Disliked{quote} A very enlightened response. It is however slightly more important to guess how the FED will react to the data points for CPI and PPI if you want to predict what they will do. You then have to anticipate how the market will respond to the FED's reaction. None of which has anything to do with short term Forex price reactions.Ignored
And it worth noting that market usually price in future rate hike or cut, on Red economic data. (Buy the rumor on the data release, sell the fact on FOMC)
I dont think Powell will give the market what they want ~100bps rate cut. This will lead to a repricing in yield curve, money/swap market will reduce some rate cut from 4 FOMC cut (was 5 FOMC cut in 2024) to at least 3 FOMC cut ( 25bps cut per meeting (which more likely to be in line with DOT Plot), imo.
This will give a temporary boost in Dollar, as the excess 25bps (from 100bps to 75bps, need to reposition themselves or liquidate their shorts position on Dollar)

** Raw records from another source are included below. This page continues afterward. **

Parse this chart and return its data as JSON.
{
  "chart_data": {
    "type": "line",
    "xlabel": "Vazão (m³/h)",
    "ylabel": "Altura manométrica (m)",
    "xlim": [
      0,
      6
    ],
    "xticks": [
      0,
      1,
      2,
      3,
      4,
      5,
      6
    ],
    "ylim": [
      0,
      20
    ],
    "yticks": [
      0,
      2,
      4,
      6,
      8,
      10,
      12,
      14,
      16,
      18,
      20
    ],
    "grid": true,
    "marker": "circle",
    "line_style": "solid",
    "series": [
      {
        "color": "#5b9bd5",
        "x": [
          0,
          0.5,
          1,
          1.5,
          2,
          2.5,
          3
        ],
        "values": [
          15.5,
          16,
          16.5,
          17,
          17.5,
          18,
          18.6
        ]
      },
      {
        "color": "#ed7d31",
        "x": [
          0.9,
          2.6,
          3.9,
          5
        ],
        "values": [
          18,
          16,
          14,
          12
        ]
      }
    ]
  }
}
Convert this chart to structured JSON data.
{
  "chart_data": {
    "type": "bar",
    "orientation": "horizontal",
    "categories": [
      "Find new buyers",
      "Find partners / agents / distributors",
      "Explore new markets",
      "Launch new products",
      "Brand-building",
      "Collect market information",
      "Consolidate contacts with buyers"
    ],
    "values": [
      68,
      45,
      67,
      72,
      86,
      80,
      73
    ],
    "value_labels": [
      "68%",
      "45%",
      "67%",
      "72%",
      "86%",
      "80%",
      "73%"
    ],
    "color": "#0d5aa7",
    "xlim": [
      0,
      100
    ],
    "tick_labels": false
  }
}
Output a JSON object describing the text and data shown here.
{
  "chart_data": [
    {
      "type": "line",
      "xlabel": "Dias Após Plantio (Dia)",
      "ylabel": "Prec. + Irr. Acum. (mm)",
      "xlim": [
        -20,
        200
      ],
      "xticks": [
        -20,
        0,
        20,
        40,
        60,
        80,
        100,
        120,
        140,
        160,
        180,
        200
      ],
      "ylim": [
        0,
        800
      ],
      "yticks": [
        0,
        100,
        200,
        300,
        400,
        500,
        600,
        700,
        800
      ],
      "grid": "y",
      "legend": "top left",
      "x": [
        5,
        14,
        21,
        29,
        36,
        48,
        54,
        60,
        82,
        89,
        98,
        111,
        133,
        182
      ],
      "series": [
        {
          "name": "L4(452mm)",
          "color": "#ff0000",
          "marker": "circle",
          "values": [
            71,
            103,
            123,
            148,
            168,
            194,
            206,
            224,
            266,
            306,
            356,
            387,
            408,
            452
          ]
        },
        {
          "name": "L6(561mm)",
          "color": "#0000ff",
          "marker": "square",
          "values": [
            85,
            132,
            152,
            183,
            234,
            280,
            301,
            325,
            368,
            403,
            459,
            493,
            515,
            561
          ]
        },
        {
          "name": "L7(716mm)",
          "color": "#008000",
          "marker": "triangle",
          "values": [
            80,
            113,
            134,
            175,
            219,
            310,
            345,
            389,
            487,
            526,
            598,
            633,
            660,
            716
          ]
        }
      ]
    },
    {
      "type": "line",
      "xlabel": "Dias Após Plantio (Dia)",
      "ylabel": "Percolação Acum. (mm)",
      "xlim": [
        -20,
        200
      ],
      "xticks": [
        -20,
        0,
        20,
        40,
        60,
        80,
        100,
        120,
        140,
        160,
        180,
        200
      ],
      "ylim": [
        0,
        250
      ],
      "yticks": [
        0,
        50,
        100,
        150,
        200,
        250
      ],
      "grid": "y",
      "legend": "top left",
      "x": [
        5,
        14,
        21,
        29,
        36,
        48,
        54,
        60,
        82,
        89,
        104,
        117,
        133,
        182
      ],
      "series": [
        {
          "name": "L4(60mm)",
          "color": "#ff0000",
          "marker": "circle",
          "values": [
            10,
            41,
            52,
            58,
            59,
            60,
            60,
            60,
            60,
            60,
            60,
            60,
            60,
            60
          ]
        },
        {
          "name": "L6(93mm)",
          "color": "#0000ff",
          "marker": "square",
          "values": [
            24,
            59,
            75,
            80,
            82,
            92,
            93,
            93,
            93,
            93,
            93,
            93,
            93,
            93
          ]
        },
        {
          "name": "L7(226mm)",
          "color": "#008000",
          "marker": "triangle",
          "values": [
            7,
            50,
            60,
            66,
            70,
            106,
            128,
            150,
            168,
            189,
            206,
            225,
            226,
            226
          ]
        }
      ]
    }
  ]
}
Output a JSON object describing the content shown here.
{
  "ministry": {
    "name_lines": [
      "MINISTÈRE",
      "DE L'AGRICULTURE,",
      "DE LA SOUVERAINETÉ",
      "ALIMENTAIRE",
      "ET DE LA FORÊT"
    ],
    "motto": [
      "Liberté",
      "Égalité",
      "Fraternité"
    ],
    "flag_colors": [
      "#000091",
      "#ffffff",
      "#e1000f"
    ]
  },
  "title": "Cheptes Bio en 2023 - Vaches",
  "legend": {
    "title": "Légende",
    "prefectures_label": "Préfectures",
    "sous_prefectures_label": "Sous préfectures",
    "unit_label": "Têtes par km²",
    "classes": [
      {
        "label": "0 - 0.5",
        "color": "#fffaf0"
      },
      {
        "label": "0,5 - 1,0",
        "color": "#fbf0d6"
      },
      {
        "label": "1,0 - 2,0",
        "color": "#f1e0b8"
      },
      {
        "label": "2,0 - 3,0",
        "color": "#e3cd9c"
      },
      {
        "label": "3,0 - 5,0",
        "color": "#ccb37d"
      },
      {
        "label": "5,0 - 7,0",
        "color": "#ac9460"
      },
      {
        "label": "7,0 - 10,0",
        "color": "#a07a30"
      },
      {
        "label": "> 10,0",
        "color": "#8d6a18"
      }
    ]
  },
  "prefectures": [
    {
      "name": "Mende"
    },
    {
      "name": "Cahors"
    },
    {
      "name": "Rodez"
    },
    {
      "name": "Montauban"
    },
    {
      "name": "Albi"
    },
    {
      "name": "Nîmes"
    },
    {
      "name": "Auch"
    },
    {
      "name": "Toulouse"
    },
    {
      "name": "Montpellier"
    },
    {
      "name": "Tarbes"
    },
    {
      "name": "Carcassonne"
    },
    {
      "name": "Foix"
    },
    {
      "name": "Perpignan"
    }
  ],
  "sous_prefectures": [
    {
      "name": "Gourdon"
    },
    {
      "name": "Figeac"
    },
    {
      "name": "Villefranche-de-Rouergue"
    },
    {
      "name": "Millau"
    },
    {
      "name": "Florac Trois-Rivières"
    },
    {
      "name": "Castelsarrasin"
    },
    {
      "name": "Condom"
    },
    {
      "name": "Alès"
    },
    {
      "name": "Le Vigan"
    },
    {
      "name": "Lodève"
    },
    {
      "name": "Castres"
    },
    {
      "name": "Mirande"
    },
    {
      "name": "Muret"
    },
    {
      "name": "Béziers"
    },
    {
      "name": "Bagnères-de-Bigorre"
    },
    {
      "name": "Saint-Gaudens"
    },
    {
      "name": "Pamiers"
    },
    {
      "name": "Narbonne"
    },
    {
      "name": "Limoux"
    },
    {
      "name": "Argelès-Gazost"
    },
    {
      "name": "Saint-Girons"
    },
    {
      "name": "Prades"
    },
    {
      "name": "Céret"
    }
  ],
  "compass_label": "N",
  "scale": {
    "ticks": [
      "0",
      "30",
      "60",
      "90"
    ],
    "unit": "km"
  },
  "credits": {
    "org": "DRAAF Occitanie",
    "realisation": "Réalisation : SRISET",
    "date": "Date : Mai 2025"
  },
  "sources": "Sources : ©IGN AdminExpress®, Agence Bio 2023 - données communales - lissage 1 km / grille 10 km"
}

However, even tho the money market will reprice their rate cut, that does not mean there will be no rate cut in 2024. From the situation where we currently are, (at least 3 or a minimum of 1 cut 2024 is very likely).
This is what i am expecting as an overall scenario. Dollar to "temporarily" up.
However, exactly how the interest rate traders work (saw @EventsTrader and @Jolita usually trade and discuss the interest rate futures CME contract), i lack knowledge on it. There is still many instruments especially the derivatives ones that move the dollar.
Not afraid to be wrong, ik what am goin' to lose!